Nous avons déjeuné dans la grande cuisine vide de notre grand hébergement vide avant de descendre la petite route d’accès à l’ostello et rejoindre le chemin. Maurizio nous avait expliqué que nous pouvions couper à travers champs et longer l’orée des bois, mais cela nous semblait plus sûr de suivre un itinéraire officiel. En passant devant un vaste jardin, un homme qui promenait d’adorables chiots nous a interpellés. Il nous a prévenus que du poison avait été répandu dans la montagne pour tuer les loups et qu’il était plus prudent de garder Logan en laisse et à l’oeil. Nous avons donc parcouru plusieurs kilomètres en forêt en veillant à ce que Logan ne s’éloigne pas et ne renifle rien de suspect. Par chance, elle n’est pas pénible à promener en laisse mais c’est néanmoins bien moins plaisant que lorsqu’elle gambade librement.

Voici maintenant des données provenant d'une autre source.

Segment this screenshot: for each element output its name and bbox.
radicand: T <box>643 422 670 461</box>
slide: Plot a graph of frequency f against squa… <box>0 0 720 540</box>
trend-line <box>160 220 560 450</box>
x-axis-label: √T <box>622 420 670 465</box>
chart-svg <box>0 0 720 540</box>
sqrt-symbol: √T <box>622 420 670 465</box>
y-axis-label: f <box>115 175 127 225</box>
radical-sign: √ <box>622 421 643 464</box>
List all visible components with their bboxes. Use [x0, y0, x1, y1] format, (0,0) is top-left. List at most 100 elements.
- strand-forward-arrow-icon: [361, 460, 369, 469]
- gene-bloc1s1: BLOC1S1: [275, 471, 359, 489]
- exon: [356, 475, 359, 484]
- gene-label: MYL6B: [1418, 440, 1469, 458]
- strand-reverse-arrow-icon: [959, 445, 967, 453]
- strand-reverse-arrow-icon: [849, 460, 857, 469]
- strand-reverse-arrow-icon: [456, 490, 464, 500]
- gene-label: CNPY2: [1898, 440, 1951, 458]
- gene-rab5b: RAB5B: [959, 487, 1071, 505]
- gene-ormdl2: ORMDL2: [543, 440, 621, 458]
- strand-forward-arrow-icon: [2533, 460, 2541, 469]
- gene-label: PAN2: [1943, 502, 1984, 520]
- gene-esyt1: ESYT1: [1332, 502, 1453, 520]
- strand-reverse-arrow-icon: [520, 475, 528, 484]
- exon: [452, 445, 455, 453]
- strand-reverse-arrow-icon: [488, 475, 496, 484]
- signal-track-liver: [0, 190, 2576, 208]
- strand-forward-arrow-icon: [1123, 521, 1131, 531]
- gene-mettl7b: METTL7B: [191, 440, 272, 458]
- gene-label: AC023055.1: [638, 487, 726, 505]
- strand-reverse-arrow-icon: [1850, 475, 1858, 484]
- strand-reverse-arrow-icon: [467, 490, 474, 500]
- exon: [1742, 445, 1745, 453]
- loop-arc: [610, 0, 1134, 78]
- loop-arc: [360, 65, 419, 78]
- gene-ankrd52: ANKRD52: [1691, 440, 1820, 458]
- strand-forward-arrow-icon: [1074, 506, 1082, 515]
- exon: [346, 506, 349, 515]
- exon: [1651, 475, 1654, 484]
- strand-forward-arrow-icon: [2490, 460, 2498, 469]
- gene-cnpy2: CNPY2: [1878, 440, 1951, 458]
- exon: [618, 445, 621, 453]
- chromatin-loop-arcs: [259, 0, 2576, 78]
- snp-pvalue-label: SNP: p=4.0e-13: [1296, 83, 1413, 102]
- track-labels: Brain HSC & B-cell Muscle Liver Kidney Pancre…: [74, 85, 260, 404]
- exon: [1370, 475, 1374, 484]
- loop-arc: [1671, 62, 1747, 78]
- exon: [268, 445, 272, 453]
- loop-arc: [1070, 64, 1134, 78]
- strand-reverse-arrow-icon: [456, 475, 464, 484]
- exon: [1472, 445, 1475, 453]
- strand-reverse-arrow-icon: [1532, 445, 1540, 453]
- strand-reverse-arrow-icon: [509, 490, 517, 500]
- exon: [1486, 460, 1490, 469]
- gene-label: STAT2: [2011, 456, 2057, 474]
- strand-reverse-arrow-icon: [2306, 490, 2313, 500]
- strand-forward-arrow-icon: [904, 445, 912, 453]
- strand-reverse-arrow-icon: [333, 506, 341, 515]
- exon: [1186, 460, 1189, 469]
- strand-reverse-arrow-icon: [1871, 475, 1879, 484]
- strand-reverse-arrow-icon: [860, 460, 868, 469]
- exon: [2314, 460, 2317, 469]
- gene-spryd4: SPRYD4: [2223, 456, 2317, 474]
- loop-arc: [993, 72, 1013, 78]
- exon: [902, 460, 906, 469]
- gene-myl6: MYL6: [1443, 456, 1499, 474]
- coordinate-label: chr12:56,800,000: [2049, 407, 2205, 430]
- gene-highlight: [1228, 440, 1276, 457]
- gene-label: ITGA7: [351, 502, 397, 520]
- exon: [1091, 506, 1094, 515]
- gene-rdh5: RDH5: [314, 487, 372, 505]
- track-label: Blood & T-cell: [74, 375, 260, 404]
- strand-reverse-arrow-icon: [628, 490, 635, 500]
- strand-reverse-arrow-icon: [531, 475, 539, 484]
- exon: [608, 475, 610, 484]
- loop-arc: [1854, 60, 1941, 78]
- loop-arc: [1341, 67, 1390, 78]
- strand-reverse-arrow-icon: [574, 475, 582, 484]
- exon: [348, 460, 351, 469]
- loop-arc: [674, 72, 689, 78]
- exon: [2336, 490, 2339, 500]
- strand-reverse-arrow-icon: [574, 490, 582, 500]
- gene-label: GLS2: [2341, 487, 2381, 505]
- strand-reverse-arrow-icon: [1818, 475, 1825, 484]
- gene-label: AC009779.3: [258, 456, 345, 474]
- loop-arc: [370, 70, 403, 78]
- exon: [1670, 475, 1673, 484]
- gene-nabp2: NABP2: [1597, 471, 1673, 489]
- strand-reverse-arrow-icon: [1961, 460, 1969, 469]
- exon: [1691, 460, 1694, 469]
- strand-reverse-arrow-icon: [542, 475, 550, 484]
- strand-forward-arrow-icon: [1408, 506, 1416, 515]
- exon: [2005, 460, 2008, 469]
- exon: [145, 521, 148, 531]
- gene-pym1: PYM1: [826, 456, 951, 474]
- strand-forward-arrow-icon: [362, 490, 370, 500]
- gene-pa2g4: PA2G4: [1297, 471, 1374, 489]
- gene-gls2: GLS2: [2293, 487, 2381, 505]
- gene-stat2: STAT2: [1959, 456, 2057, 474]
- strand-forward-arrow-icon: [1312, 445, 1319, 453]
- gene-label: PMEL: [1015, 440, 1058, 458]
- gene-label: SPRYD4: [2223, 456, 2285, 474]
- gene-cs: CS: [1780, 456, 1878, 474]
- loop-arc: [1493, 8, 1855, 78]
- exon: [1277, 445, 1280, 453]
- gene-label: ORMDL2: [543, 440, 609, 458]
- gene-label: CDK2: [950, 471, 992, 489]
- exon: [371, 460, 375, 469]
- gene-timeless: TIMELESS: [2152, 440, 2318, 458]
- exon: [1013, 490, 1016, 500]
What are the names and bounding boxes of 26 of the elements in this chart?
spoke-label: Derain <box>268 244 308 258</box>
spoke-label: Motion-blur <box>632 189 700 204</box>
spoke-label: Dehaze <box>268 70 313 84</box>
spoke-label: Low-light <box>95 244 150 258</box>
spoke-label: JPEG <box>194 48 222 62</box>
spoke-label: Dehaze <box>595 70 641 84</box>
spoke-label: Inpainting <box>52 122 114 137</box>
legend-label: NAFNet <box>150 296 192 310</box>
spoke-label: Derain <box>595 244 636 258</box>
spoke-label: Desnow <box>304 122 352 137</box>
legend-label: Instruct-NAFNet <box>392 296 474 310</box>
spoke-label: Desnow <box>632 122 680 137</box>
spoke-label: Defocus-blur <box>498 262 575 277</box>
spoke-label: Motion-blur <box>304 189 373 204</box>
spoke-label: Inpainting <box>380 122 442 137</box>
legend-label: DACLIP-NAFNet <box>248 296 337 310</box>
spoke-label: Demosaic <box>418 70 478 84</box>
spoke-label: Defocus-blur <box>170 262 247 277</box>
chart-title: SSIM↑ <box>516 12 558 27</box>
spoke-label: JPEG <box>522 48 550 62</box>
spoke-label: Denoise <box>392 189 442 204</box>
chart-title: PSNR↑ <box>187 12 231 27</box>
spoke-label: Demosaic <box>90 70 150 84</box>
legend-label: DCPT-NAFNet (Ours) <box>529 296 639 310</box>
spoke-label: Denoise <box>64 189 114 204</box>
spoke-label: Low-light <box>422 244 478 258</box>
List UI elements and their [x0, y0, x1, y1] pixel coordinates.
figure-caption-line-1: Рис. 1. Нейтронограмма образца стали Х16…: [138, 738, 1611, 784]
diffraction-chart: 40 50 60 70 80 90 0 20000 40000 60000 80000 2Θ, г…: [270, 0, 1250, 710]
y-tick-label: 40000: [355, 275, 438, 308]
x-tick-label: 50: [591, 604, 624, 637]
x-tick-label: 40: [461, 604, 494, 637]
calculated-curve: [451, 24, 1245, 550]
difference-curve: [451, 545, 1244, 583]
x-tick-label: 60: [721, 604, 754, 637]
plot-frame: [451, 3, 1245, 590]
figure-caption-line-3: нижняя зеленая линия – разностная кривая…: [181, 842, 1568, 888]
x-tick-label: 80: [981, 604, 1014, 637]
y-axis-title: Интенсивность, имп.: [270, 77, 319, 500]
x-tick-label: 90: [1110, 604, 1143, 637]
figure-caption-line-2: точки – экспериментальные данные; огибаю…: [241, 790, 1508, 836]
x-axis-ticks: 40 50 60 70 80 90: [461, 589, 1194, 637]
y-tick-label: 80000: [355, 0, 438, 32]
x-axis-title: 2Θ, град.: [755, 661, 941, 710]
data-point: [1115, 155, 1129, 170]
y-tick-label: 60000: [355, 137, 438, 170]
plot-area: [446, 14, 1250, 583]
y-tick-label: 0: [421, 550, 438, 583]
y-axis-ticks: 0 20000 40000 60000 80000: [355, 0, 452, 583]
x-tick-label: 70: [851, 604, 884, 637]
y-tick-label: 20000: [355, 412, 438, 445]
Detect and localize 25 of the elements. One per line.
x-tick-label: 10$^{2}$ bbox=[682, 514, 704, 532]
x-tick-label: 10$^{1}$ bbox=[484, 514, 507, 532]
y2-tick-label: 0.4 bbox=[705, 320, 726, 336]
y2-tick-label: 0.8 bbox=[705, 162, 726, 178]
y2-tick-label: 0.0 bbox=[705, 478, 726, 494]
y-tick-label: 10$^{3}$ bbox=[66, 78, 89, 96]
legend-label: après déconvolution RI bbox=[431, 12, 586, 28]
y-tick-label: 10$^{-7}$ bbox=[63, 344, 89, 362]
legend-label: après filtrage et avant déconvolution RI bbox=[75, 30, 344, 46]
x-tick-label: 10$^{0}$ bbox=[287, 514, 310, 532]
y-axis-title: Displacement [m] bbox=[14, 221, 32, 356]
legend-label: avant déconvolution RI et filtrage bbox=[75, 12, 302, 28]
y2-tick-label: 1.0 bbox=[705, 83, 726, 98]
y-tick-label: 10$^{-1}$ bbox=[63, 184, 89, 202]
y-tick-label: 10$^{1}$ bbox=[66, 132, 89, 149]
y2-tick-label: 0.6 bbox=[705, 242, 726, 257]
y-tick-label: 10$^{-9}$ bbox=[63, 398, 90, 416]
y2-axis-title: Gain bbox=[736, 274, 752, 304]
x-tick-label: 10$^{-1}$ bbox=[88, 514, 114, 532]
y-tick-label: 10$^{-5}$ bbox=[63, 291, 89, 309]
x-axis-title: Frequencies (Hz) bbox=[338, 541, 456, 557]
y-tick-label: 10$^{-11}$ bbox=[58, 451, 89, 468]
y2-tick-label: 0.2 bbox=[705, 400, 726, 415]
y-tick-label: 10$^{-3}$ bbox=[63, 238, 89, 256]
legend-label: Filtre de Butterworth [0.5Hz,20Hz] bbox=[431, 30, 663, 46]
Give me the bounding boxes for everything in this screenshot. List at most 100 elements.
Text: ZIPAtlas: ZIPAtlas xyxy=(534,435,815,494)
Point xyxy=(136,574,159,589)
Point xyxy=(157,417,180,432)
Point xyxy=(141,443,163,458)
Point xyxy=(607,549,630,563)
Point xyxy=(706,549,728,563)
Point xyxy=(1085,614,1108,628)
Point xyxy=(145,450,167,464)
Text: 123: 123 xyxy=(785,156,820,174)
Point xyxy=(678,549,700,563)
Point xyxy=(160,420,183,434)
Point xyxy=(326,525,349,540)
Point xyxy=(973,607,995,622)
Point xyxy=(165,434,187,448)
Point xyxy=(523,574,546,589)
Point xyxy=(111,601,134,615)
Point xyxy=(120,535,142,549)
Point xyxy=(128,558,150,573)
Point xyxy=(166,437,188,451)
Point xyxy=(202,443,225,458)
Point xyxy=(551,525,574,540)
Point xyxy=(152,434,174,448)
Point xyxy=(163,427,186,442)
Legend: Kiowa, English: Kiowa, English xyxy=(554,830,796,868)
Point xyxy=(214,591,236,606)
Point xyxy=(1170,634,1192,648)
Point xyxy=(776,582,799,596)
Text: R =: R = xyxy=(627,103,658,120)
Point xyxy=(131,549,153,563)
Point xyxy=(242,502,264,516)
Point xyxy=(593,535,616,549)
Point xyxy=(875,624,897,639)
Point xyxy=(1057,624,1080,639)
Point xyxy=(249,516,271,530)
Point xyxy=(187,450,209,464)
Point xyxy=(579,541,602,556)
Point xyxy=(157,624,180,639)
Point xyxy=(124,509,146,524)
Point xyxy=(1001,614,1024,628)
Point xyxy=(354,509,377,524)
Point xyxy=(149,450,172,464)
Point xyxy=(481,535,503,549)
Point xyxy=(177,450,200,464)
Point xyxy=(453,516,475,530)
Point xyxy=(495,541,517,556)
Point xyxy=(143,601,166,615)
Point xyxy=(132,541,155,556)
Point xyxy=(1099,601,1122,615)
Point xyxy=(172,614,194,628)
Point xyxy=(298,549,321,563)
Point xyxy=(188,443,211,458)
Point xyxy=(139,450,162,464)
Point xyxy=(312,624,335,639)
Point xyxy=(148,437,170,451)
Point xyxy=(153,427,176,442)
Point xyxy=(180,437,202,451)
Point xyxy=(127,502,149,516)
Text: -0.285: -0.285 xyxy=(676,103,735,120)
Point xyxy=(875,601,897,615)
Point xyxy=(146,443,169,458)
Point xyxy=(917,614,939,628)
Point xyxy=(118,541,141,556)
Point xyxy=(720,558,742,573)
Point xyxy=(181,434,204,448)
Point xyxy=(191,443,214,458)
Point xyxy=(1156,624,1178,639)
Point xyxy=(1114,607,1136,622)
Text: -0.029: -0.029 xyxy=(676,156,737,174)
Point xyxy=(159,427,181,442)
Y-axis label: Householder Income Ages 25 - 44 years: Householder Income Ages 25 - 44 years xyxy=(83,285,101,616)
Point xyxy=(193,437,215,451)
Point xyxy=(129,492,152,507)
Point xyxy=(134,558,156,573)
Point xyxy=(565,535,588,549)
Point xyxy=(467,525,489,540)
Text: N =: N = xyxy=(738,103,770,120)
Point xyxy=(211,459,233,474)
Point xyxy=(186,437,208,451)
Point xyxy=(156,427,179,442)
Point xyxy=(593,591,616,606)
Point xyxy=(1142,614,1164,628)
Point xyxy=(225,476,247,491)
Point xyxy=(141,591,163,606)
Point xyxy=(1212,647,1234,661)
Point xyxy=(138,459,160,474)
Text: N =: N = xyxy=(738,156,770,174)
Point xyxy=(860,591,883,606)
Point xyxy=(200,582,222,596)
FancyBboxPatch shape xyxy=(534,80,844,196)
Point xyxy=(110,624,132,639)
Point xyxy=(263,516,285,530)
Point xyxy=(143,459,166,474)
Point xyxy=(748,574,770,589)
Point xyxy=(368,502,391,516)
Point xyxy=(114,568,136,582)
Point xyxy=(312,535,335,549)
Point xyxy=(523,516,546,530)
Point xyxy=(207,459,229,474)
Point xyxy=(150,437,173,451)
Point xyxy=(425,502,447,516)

Le chemin n’était pas particulièrement bien balisé et nous avons hésité à quelques bifurcations, profitant à un moment que les trois Italiens que nous venions de rattraper regardent la direction sur leur GPS pour les suivre. Il s’agit clairement d’un comportement de petit joueur et nos esprits de grands aventuriers ne cautionnent évidemment pas cela, mais il aurait été stupide que nous sortions nos compas et sextans alors que John-John nous disait “c’est par là”... Aventuriers certes, mais futés surtout.
Le prochain rebondissement va sans doute contredire cette dernière affirmation, même s’il implique un grand serpent.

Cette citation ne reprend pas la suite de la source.